In The Communist Hypothesis he broadens this and says: the red years were ‘ushered in by the fourfold circumstances of national liberation struggles (in Vietnam and Palestine in particular), the worldwide student and youth movement (Germany, Japan, the USA, Mexico . . .), factory revolts (France and Italy) and the Cultural Revolution in China.’ (1) ‘It was then’, he says, speaking of May, ‘that I learned what politics really was: a shortcut to the essential and neglected segments of a changing society, an organic link with factory workers, low-level employees, and especially the masses of proletarian newcomers...’ IT 24.
The Red Years also end where TS, the work comprised of seminars given between ’75 and ’79, and published in 1982, pretty much begins. TS is something of an attempt to formally render the ‘balance sheet’, as they used to say, of all these years, in the context of French Maoism, actual, daily, political work, post 1968. Badiou periodises the decade: ‘from 68 to 71 the years lent themselves to the most real and simple philosophy, of revolt, the one that forms a single body with the practical question of the revolution. In the heat of the moment people worked on One divides into Two: the class origin of ideas to bring down the reign of the mandarins; antagonism and non-antagonism were distinguished in order to push to the end the workers struggle against the PCF and unions; identity and difference referred back to the place of the organised Maoists in the movement and to the inventive force of the popular masses’ (The Actual Situation… AFP, 4).
But it also means settling accounts with a whole series of failures, compromises, revisionism and renegacy.
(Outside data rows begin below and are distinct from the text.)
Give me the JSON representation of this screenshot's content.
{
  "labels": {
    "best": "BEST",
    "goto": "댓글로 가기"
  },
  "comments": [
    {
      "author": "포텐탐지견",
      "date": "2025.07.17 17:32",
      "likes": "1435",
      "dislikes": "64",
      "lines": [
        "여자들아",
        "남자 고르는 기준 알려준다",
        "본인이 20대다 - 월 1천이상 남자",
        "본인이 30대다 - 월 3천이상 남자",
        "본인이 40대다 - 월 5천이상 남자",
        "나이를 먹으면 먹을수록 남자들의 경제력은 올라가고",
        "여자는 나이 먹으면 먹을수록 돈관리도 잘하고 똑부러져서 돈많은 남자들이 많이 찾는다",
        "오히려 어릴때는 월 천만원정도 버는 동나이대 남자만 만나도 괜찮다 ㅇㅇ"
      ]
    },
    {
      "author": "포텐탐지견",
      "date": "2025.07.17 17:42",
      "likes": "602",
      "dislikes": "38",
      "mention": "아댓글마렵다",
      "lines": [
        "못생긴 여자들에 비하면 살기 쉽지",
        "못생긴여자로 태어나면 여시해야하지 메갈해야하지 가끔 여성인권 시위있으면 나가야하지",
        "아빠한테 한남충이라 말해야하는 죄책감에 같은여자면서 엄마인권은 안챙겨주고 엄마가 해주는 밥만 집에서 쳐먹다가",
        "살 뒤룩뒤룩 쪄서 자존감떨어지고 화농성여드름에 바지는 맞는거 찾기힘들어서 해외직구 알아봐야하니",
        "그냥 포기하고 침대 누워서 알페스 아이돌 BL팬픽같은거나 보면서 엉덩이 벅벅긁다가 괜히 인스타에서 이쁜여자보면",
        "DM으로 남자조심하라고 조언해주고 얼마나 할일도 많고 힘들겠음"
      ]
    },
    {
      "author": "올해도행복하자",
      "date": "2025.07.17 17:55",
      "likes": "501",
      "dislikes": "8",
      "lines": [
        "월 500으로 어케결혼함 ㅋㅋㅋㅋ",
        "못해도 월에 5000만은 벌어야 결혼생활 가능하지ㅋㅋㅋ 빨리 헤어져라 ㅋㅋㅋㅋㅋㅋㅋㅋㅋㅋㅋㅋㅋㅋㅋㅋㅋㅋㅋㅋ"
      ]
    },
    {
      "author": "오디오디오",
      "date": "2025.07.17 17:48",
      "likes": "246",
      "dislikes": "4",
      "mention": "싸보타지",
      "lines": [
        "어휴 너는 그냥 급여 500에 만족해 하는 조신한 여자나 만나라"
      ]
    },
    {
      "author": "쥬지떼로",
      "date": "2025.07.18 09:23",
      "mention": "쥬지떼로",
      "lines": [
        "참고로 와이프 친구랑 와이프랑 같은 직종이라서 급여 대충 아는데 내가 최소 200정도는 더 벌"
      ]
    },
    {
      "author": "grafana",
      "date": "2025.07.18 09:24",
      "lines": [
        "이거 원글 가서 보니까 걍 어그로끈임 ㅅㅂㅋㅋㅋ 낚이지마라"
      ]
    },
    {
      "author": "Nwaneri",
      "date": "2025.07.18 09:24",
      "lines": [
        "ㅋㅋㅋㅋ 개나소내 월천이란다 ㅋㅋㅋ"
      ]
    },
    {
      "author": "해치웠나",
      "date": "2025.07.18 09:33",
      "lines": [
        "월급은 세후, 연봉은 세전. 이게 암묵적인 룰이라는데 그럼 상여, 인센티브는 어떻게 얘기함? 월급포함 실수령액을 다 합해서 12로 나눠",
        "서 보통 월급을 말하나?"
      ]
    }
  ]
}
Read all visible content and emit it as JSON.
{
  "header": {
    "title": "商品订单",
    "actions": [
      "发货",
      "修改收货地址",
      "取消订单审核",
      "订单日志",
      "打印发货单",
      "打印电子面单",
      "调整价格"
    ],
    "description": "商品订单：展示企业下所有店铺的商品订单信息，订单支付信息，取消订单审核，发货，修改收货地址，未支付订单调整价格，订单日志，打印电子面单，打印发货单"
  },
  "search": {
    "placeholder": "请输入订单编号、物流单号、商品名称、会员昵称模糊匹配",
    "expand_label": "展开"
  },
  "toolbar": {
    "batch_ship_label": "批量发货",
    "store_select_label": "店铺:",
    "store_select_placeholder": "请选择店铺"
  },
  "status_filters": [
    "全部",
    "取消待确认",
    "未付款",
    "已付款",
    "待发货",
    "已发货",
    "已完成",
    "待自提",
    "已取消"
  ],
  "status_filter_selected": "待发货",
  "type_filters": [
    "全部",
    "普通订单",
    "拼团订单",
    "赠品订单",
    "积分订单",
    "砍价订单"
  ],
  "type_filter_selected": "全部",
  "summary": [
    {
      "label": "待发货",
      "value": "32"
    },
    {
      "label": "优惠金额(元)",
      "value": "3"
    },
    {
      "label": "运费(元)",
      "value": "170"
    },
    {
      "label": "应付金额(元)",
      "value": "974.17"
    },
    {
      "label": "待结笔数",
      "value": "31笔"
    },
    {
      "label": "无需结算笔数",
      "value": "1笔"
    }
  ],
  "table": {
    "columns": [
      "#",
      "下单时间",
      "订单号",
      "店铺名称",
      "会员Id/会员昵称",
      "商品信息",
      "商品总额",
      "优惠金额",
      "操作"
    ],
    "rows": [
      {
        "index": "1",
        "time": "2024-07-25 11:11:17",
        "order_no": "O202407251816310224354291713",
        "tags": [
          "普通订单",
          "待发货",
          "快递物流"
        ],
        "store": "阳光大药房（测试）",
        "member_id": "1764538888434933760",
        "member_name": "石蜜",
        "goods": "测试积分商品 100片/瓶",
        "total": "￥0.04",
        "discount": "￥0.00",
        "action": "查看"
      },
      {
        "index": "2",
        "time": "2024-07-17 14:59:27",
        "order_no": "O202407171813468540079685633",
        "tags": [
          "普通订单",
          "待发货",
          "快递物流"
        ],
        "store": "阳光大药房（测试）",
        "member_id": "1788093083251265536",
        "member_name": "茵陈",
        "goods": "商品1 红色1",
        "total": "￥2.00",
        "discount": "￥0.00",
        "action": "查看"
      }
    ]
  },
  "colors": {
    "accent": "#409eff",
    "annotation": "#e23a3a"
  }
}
In ‘The Actual Situation on the Philosophical Front’, from 1977, just cited, he recalls that from 1972, coincident with the left groups signing onto what was called ‘the common programme’, realised in Mitterrand’s election in 1980, there appeared, in the guise of philosophy, a series of ‘the enemies of all thought’. Under the invariant question of ‘What happened to us? – a question relative to the commune of 1872 as to 1917 as it is to the GPCR and to ‘68 – and restated here as ‘what happened to Marxism’, – Badiou provides one of those magnificent lists that you find throughout his work of the variants that make up this reactionary enemy, (ASPF 2-3)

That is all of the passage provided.